Who is responsible for paying Parent PLUS loan?
Here, the parents are responsible for repayment on the loan, not the student.
Eligibility for PLUS Loan is not based on financial need, but credit must be in good standing. Unlike the subsidized Stafford> and Perkins loans, the interest on the PLUS loan is not “subsidized” while the student is in school.
To be eligible for a PLUS Loan,
- The parent borrower must be the student’s biological or adoptive parent.
- The child must be a dependent student who is enrolled at least half-time at a school that participates in the Direct Loan Program.
- The student and parent must be U.S. citizens or eligible non-citizens and
- must not be in default on any federal education loans or owe an overpayment on a federal education grant.
Most importantly, the parents must be creditworthy to qualify for a PLUS loan.
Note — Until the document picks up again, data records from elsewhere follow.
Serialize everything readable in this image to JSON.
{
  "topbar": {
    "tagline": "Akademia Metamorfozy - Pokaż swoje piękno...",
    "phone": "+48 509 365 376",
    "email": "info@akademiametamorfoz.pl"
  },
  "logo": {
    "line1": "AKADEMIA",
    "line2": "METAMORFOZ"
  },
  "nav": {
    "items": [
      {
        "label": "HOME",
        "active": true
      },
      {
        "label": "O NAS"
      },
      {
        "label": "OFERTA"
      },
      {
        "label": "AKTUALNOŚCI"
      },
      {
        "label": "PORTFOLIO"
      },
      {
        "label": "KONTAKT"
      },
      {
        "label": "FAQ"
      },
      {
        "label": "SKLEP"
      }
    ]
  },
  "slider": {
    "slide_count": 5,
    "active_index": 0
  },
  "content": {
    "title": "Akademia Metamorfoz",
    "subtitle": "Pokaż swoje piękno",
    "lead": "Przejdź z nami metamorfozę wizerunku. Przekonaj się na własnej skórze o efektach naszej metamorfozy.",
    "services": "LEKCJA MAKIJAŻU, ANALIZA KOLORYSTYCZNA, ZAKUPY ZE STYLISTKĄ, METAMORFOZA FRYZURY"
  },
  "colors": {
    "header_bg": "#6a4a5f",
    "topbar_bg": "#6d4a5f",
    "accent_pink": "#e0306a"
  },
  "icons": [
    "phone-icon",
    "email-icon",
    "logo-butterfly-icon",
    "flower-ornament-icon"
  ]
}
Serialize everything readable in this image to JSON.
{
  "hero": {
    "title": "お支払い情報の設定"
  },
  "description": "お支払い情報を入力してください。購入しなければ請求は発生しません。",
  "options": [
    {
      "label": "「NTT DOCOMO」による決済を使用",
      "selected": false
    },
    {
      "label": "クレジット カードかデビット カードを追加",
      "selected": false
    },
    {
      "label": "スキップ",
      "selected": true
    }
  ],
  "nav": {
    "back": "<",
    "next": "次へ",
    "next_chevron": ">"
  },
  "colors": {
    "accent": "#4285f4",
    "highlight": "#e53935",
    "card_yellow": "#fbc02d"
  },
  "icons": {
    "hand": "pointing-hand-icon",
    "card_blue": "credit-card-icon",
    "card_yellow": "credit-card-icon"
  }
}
The college may refuse the loan application or approve it for less than the cost of attendance.
Those with adverse credit history may still qualify by getting an “endorser,” which is essentially a co-signer who agrees to repay the loan if they don’t, and that person cannot be the student.
Borrowers with very good or excellent credit may find better rates through private lenders, although repayment options may be more limited.
Parent PLUS Loan FAQ
- Is there a limit to Parent PLUS loans?
The annual limit on a Parent PLUS Loan is equal to the student’s cost of attendance (COA) — which includes tuition, fees, books, and living costs — minus any other financial aid the student receives.
For example, if the cost of attendance (COA) is $8,000 and the student receives $5,000 in other financial aid, the student’s parent can borrow as much as $3,000 through the PLUS Loan.
- What is the current interest rate on Parent PLUS loans?
The current interest rate for the Parent PLUS loan is 7.6% APR, and is fixed for the life of the loan. Interest is charged from the date of the first disbursement until the loan is paid in full.
In addition to interest, you will also pay a fee of 4.248% origination fee, deducted proportionately each time a loan disbursement is made. That means if you borrowed $10,000, you’ll only receive $9,575.20 as $424.80 would be deducted as your loan origination fee.
- Do Parent PLUS loans have to be paid back immediately?
Yes. There is no grace period for a PLUS Loan. The first payment is due within 60 days after the final disbursement. Depending on the repayment plan that you choose, you’ll generally have between 10 and 25 years to repay the balance.
To help you decide which option is best suited for you, here is a simplified guide to different repayment plans for federal student loans — each with its own pros and cons.
- How do I get the Parent PLUS loan?
To apply for Parent PLUS Loan, the student’s parents must submit the FAFSA and complete a loan application and a master promissory note, both of which are available through StudentLoans.gov or the college’s financial aid office.
- Can I transfer Parent PLUS loan to student?
With this strategy, the child refinances the Parent PLUS loan into a private student loan, transferring the debt into the student’s name in the process.
- Are Parent PLUS loans eligible for forgiveness?
Yes. One way to get Parent PLUS loan forgiveness is through Public Service Loan Forgiveness (PSLF) — a federal program that forgives non-profit and government employees’ loans after they make 120 monthly payments.
To be eligible for PSLF, you must first consolidate your parent PLUS loans into a direct consolidation loan and complete a PSLF Employment Certification form. Once approved, the remainder of your loans will be forgiven tax-free.